Dalam konteks ini, Eddy mencontohkan situasi di mana suatu tindak pidana, seperti penipuan, dapat diselesaikan dengan cara mengganti kerugian. Hal ini menciptakan jalan keluar yang tidak hanya menguntungkan pelaku, tetapi juga korban, asalkan ada kesepakatan yang saling menguntungkan.

Menggali Konsep Keadilan Restoratif dalam Hukum Indonesia

Restorative justice adalah pendekatan yang memprioritaskan penyelesaian masalah dengan cara dialog dan negosiasi antara pelaku dan korban. Pendekatan ini bertujuan untuk memperbaiki kerugian yang dialami oleh korban dan memberikan pelaku kesempatan untuk bertanggung jawab tanpa melewati proses peradilan yang formal.
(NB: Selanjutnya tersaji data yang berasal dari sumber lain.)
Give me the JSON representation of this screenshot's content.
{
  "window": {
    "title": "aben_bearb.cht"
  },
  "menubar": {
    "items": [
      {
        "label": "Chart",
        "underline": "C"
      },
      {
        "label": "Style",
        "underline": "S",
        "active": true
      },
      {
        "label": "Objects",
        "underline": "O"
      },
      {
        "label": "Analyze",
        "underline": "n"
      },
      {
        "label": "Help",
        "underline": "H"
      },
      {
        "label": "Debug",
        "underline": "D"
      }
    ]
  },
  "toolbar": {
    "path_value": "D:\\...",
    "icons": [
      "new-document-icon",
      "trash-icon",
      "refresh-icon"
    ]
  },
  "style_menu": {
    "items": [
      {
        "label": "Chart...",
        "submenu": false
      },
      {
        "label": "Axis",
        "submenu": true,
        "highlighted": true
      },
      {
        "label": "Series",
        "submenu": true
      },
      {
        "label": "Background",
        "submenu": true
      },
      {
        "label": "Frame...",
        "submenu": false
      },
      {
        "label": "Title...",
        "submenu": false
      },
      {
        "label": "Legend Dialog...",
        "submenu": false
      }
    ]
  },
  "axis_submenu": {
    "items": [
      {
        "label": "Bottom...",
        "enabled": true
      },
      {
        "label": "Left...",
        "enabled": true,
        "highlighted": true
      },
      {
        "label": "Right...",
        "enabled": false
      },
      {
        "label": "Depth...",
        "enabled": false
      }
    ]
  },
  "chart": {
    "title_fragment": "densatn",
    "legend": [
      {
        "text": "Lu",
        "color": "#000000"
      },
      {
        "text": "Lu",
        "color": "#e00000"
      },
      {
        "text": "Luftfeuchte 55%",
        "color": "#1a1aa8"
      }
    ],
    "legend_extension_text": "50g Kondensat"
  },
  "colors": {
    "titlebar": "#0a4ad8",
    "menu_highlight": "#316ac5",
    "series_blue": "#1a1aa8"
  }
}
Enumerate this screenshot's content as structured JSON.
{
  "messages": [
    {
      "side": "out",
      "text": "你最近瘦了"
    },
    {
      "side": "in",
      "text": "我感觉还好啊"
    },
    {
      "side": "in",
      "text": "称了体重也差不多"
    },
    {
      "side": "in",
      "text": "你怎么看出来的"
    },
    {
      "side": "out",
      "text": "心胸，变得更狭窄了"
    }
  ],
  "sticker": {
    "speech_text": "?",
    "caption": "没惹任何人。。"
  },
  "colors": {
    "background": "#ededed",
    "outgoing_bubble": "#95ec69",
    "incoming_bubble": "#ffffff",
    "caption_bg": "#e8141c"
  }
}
Metode ini dianggap lebih efisien, terutama dalam kasus-kasus non-kekerasan, yang mengurangi beban sistem peradilan.

Dalam penjelasannya, Eddy menekankan bahwa penerapan keadilan restoratif ini tidak dapat sembarangan dilakukan. Ada syarat-syarat tertentu yang harus dipenuhi agar RJ bisa diterapkan, antara lain persetujuan formal dari korban. Ini berarti bahwa proses ini sangat bergantung pada kehendak pihak yang terdampak.

Beliau juga menjelaskan bahwa keadilan restoratif ini diperuntukkan bagi pelaku yang belum pernah sebelumnya melakukan tindak pidana. Selain itu, ancaman pidana yang dihadapi pelaku juga tidak boleh lebih dari lima tahun penjara, dan ini menjadi batasan yang jelas dalam penerapan RJ di Indonesia.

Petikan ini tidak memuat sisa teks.